The review is devoted to different aspects of pulmonary arterial hypertension (PAH); new classification of PAH is published in 2010. There are idiopathic PAH and PAH associated with other diseases. Current guidelines recommend to treat PAH only after the verification of diagnosis with right heart catheterization and acute tests with vasodilators.

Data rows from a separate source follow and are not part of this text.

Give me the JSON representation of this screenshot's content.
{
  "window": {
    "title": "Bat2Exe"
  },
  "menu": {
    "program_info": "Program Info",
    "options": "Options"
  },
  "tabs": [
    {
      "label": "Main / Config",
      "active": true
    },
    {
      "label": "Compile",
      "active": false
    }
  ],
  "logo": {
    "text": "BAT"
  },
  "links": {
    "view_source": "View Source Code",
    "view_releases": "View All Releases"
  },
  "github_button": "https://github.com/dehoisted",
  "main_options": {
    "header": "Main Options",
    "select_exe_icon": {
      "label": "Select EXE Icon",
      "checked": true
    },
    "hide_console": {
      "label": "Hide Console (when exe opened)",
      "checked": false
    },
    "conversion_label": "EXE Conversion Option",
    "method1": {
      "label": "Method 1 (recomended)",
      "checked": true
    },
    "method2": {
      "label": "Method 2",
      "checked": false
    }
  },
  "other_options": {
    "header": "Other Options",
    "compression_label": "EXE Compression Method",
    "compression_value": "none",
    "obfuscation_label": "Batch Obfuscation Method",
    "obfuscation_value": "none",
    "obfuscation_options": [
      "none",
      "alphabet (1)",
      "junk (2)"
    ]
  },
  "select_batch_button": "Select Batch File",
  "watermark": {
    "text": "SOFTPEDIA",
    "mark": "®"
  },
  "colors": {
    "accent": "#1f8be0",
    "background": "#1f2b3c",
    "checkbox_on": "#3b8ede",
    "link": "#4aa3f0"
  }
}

Patients-reactors should be treated with calcium antagonists. The following drugs related to one of three categories should be used in PAH: (1) prostanoids (epoprostenol, iloprost et al.); (2) blockers of endothelin receptors (bosentan, ambrisentan, sitaxsentan); (3) phosphodiesterase 5 type inhibitors (sildenafil, tadalafil et al.) In majority of cases the combined treatment is used, usually the combination of bosentan and sildenafil is used.
这篇综述致力于肺动脉高压(PAH)的不同方面;2010年发布了PAH的新分类。有特发性PAH以及与其他疾病相关的PAH。当前指南建议仅在通过右心导管检查核实诊断并进行血管扩张剂急性试验后才治疗PAH。有反应的患者应使用钙拮抗剂治疗。PAH应使用以下与三类之一相关的药物:(1)前列环素类(依前列醇、伊洛前列素等);(2)内皮素受体阻滞剂(波生坦、安立生坦、西他生坦);(3)5型磷酸二酯酶抑制剂(西地那非、他达拉非等)。在大多数情况下采用联合治疗,通常使用波生坦和西地那非的联合。